In the month we celebrate Freedom Day, Geospatial data company AfriGIS is drawing attention to the solutions addressing gaps in the country’s digital infrastructure: millions of South Africans live in homes, communities, and settlements that existing address systems do not fully recognise.

The consequence is exclusion from bank accounts, insurance, municipal service delivery, emergency response, and economic participation. The solution? Inclusion.

“When we talk about address data in South Africa, people assume we’re talking about a street name and a number. But the reality is far more interesting,” says Marna Roos, account manager and geospatial acientist at AfriGIS.

“South Africa has 14 address types and most of the systems that determine who gets a loan, who gets insured, or who gets services are only looking at one or two of them.

“The people who fall outside those types can’t merely be said to have incomplete addresses, because, in essence, they have addresses that the system was never designed to see,” Roos adds.

“When a citizen’s address does not match an expected format, such as a street name, a street number, a postal code, systems flag it as incomplete, unverified, or high-risk. The end result is that the person is turned away as if they didn’t exist.”

South Africa has 14 recognised address types and AfriGIS holds verified data across all of them. From formal street addresses in established suburbs to site addresses, sectional title schemes, points of interest, rural farm addresses, and informal settlement identifiers, each type reflects a distinct way that South Africans occupy and navigate their country.

“Used in isolation, any single layer produces an incomplete picture,” says Roos. “Used together, they reveal the full, complex geography of a nation.”

Roos explains that the deeper problem is not so much missing data, but a misplaced assumption about what an address should look like.

When a system expects a street name and number and receives something different, it does not conclude that the address belongs to a different class. What the system does is conclude that the address is wrong.

That perception of incompleteness triggers rejection. And rejection, repeated at scale across banking, insurance, healthcare, and emergency services, becomes a form of structural exclusion that is invisible precisely because it hides behind process.
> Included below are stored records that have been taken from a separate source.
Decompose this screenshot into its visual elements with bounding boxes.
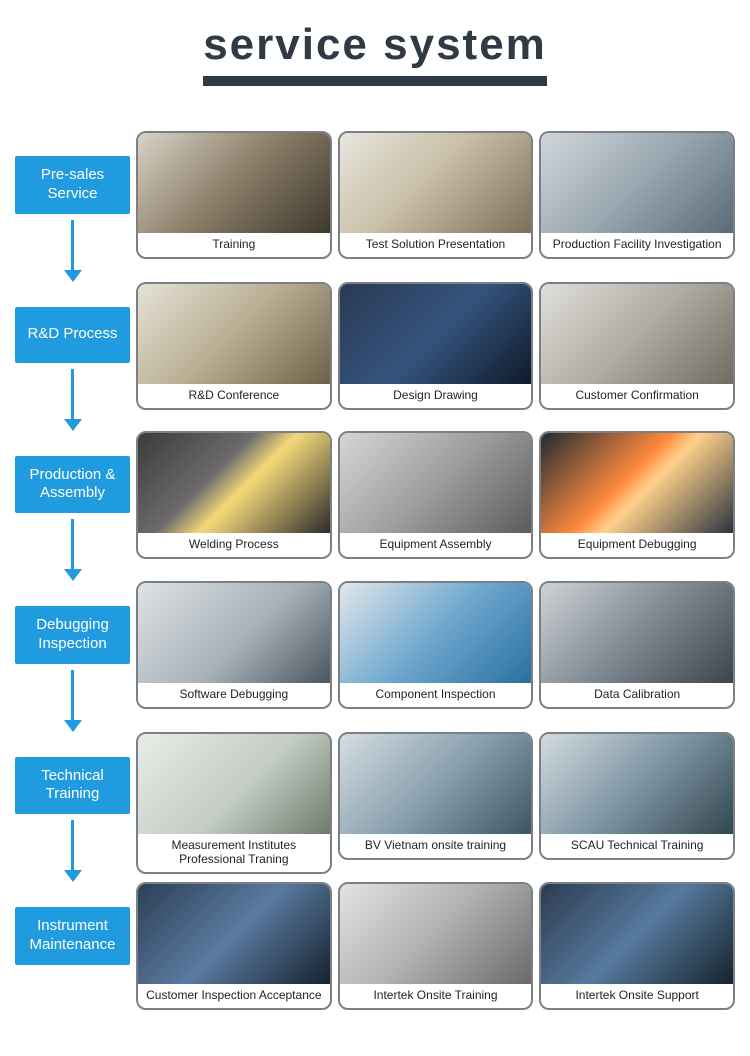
service-card: Equipment Assembly (338, 431, 534, 559)
arrow-down-icon (64, 820, 82, 882)
service-card: Welding Process (136, 431, 332, 559)
service-card: BV Vietnam onsite training (338, 732, 534, 860)
card-image (138, 884, 330, 984)
card-image (541, 734, 733, 834)
service-grid: Pre-sales Service Training Test Solution P… (15, 131, 735, 1016)
card-image (138, 734, 330, 834)
stage-label: Instrument Maintenance (15, 907, 130, 965)
card-image (541, 583, 733, 683)
card-caption: Intertek Onsite Support (541, 984, 733, 1008)
card-caption: Software Debugging (138, 683, 330, 707)
card-image (541, 133, 733, 233)
card-image (541, 284, 733, 384)
card-caption: Measurement Institutes Professional Tran… (138, 834, 330, 873)
card-caption: Equipment Assembly (340, 533, 532, 557)
stage-label: R&D Process (15, 307, 130, 363)
card-caption: Training (138, 233, 330, 257)
title-wrap: service system (15, 20, 735, 86)
page-title: service system (203, 20, 547, 86)
card-image (340, 583, 532, 683)
arrow-down-icon (64, 670, 82, 732)
service-card: Production Facility Investigation (539, 131, 735, 259)
card-image (138, 133, 330, 233)
card-caption: Design Drawing (340, 384, 532, 408)
service-card: Data Calibration (539, 581, 735, 709)
stage-cell: Debugging Inspection (15, 581, 130, 732)
card-caption: Welding Process (138, 533, 330, 557)
service-card: Customer Inspection Acceptance (136, 882, 332, 1010)
service-card: Training (136, 131, 332, 259)
service-card: Intertek Onsite Training (338, 882, 534, 1010)
stage-label: Pre-sales Service (15, 156, 130, 214)
service-card: Test Solution Presentation (338, 131, 534, 259)
service-card: Software Debugging (136, 581, 332, 709)
stage-cell: Production & Assembly (15, 431, 130, 582)
card-caption: Customer Inspection Acceptance (138, 984, 330, 1008)
card-caption: Component Inspection (340, 683, 532, 707)
card-image (138, 433, 330, 533)
card-caption: SCAU Technical Training (541, 834, 733, 858)
card-caption: BV Vietnam onsite training (340, 834, 532, 858)
card-image (541, 433, 733, 533)
card-image (138, 583, 330, 683)
service-card: Component Inspection (338, 581, 534, 709)
card-image (340, 884, 532, 984)
stage-cell: Instrument Maintenance (15, 882, 130, 965)
arrow-down-icon (64, 220, 82, 282)
card-caption: R&D Conference (138, 384, 330, 408)
card-image (138, 284, 330, 384)
card-caption: Intertek Onsite Training (340, 984, 532, 1008)
service-card: Equipment Debugging (539, 431, 735, 559)
card-image (340, 433, 532, 533)
arrow-down-icon (64, 369, 82, 431)
infographic-container: service system Pre-sales Service Training… (0, 0, 750, 1056)
card-image (541, 884, 733, 984)
card-caption: Production Facility Investigation (541, 233, 733, 257)
service-card: Design Drawing (338, 282, 534, 410)
service-card: Customer Confirmation (539, 282, 735, 410)
stage-cell: R&D Process (15, 282, 130, 431)
card-image (340, 133, 532, 233)
service-card: R&D Conference (136, 282, 332, 410)
stage-label: Technical Training (15, 757, 130, 815)
card-caption: Equipment Debugging (541, 533, 733, 557)
service-card: Measurement Institutes Professional Tran… (136, 732, 332, 875)
card-caption: Data Calibration (541, 683, 733, 707)
card-image (340, 284, 532, 384)
stage-label: Debugging Inspection (15, 606, 130, 664)
arrow-down-icon (64, 519, 82, 581)
stage-cell: Pre-sales Service (15, 131, 130, 282)
card-caption: Test Solution Presentation (340, 233, 532, 257)
stage-cell: Technical Training (15, 732, 130, 883)
card-caption: Customer Confirmation (541, 384, 733, 408)
service-card: Intertek Onsite Support (539, 882, 735, 1010)
stage-label: Production & Assembly (15, 456, 130, 514)
service-card: SCAU Technical Training (539, 732, 735, 860)
card-image (340, 734, 532, 834)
“We have seen areas classified as undeveloped (with no development flag attached to them in the data) and on that basis, residents were simply not considered for services. The area wasn’t actually undeveloped – the data was just incomplete,” explains Roos.

“That distinction matters enormously, because when decisions are made on a partial picture, the consequences are very real for the people living there. It happens every day, and it happens because organisations are looking at one piece of the puzzle and treating it as the whole.”

The more complete your address data, the more democratic your decision-making. When a municipality allocates budgets, when a financial institution assesses risk, or when a logistics company plans last-mile delivery, each of these decisions is only as equitable as the data that informs it.

“An organisation that operates on just one out 14 address classes is not making informed decisions,” Roos explains. “The reality is that such an organisation is – unwittingly – just making assumptions. It is precisely those assumptions that consistently disadvantage the same communities that were marginalised before 1994 – most often in the informal settlements that are growing while service delivery lags behind.”

AfriGIS is calling on the government, financial institutions, and the private sector to recognise the multilayered addressing ecosystem that supports the democratic landscape of our nation.